Eu caí nessa, Saul Tenser também cairia, ele pensaria assim como eu, que ele tem outra pessoa para falar, um amigo ou amiga para interagir, alguém com quem compartilhar seja lá o que for. No caso de Tenser, ele tem Caprice, sua companheira, que o ama, que não apenas o entende como alguém real, mas que o entende como alguém sensível, alguém que precisa botar sentimentos para fora e sente vontade de ouvi-lo. 

Ambos, para se aliviar de seus sentimentos, escapar do artificial que a sociedade os impõe, mesmo que através da dor (“surgery is the new sex”- Cirurgia é o novo sexo), eles usam a arte, mais especificamente a arte performática, que é, provavelmente, a arte mais física que existe. A performance exige muito do corpo, exige usar o seu corpo como ferramenta. 

“É o meu pincel”, diz Caprice quando perguntada sobre o porquê ela tem um instrumento feito para autópsias em casa. Ela usa esse pincel para se expressar e para ajudar Tenser a tirar dele órgãos criados sem sua vontade em seu corpo, para ela, claro, ele é uma pessoa, mas também uma tela, alguém em quem se aprofundar, desenvolver relações e literalmente cortar.

Somos as telas das pessoas com as quais nos relacionamos. Sempre digo para pessoas que conheço que é muito mais fácil me conhecer pelo que escrevo do que pelo que falo. As palavras são o meu pincel, é através delas que uma pessoa relativa e subjetivamente difícil como eu consegue se expressar e tirar um pouco de mim de dentro de mim. 

No início falei sobre redes sociais e sobre as amizades provenientes delas e como eu sou uma pessoa relativamente difícil de interagir, de socializar, de se manter perto. Nem tudo isso é culpa minha, mas tudo isso faz parte do que sou e do que Saul Tenser é. 

No meu caso, uma coisa que escuto com certa frequência das pessoas que ficam – ou ao menos que querem ficar – na minha vida, é que elas, no início de nossa relação, se esforçaram para gostar de mim.

Isso é triste, mas eu sinto uma sensação estranha de alegria quando alguém se esforça e de fato fica, porque nesses casos eu tenho certeza que quando a relação acabar (e vai), que ela foi real e não artificial, que meu corpo é realidade, mas minha mente também e eu me sinto confortável em interagir perto dessas pessoas esforçadas em relação a mim, eu não me sinto como algo a se removido por uma máquina tal qual Caprice faz como performance, eu me sinto real, eu me sinto feliz quando estou com essas pessoas e não quando estou apenas comigo mesmo. 

Sinto falta do real e é muito difícil sentir essa falta em si mesmo quando se é alguém que é necessário um esforço para manter a relação, eu sinto falta de várias coisas que apenas relações com o outro podem suprir, eu gosto de ser eu mesmo com quem eu me sinto confortável em ser assim.

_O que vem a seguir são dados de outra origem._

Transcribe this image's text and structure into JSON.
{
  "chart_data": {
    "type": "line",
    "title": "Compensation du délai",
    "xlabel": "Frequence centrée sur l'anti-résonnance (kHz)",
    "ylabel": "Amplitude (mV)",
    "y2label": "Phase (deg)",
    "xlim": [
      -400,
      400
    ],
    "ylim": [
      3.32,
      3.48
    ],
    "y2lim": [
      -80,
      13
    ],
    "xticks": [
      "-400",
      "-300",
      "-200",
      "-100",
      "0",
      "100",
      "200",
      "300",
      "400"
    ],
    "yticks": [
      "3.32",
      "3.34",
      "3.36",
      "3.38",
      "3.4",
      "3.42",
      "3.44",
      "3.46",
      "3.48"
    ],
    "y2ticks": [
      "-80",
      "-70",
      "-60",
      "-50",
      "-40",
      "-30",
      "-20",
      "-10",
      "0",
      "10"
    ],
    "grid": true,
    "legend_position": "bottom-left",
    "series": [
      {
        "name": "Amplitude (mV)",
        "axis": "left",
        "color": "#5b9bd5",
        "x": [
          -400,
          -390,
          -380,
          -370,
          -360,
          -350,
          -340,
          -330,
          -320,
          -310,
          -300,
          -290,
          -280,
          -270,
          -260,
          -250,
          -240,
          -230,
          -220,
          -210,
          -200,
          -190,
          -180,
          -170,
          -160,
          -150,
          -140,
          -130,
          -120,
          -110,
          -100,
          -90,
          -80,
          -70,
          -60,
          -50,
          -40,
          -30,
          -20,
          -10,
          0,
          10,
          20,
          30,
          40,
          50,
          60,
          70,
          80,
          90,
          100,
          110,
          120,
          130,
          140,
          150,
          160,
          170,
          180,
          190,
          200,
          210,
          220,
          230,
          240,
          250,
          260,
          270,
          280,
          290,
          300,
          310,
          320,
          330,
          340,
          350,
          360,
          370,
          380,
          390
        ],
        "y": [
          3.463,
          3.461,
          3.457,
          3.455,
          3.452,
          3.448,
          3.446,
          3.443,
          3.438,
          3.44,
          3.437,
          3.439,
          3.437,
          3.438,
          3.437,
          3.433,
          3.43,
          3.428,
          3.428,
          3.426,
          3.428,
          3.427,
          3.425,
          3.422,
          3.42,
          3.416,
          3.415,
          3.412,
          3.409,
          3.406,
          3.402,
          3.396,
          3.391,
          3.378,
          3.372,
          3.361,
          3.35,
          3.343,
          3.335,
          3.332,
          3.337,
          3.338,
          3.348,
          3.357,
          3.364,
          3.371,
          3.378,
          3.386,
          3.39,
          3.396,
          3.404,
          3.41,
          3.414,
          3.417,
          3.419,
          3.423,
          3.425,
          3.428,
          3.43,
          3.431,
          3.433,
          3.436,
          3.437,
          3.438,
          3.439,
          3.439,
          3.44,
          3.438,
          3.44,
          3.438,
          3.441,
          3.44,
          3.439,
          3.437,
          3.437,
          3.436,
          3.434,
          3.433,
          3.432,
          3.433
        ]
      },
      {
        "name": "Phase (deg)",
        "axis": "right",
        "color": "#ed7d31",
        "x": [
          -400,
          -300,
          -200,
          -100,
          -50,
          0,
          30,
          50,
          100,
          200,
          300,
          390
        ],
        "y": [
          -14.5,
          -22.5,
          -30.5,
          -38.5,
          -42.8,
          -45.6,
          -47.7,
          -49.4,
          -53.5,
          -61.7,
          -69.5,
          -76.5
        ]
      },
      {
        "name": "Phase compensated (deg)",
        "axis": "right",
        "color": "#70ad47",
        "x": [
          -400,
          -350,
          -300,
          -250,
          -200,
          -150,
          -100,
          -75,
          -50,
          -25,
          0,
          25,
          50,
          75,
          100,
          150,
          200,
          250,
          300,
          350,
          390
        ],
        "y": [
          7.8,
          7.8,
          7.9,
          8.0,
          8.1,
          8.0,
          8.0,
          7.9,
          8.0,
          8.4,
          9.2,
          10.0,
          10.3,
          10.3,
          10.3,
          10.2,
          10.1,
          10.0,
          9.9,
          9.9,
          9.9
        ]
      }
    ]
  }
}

Mas, a grande verdade é: Tenser tem a Caprice e a maioria de nós não teremos a sorte de algo parecido. Inclusive eu, sou muito pessimista para pensar o contrário. Não me permito ser otimista nesses casos por puro e simples medo, sentimento superado por Tenser. As mãos dadas após uma performance dizem tudo, o sorriso dele para ela e vice-versa, o carinho, a alegria de dividir tudo mesmo em um mundo obscuro.

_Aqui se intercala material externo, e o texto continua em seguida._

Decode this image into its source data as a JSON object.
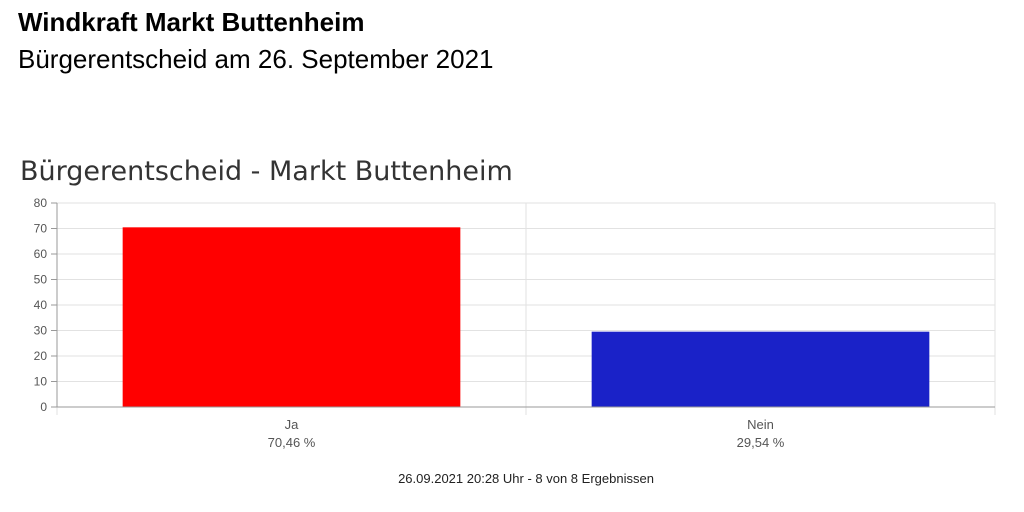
{
  "header": {
    "title": "Windkraft Markt Buttenheim",
    "subtitle": "Bürgerentscheid am 26. September 2021"
  },
  "chart_data": {
    "type": "bar",
    "title": "Bürgerentscheid - Markt Buttenheim",
    "categories": [
      "Ja",
      "Nein"
    ],
    "values": [
      70.46,
      29.54
    ],
    "value_labels": [
      "70,46 %",
      "29,54 %"
    ],
    "colors": [
      "#ff0000",
      "#1a22c8"
    ],
    "yticks": [
      0,
      10,
      20,
      30,
      40,
      50,
      60,
      70,
      80
    ],
    "ylim": [
      0,
      80
    ],
    "xlabel": "",
    "ylabel": "",
    "grid": true,
    "legend": "none"
  },
  "footer": {
    "status": "26.09.2021 20:28 Uhr - 8 von 8 Ergebnissen"
  }
}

Não sou Saul Tenser, a arte para mim continua sendo a eterna busca pelo sentir e o insucesso em ser satisfeito pelo sentimento não compartilhado. Dito tudo isso (caso você, por algum milagre tenha chegado até aqui), o meu obrigado. Caso você que tenha lido, tenha se esforçado para gostar de mim e me manter na sua vida, eu não tenho como agradecer fora com o meu amor tímido e que faço o possível para expressar constantemente. 

A arte é um consumo inútil e uma forma de nos encararmos a nós mesmos em um desafio constante.

A amizade é uma forma de amor, o tempo é irrelevante aqui, caso você ame um amigo (sem nenhum envolvimento romântico), diga a ele, é importante.

Sempre buscamos o real, mesmo com o artificial e as redes sociais dominando tudo.

Corpo é uma realidade tão forte quanto os nossos sentimentos.

Cronenberg me fez pensar tudo isso e os Crimes of the future não são tão do futuro assim.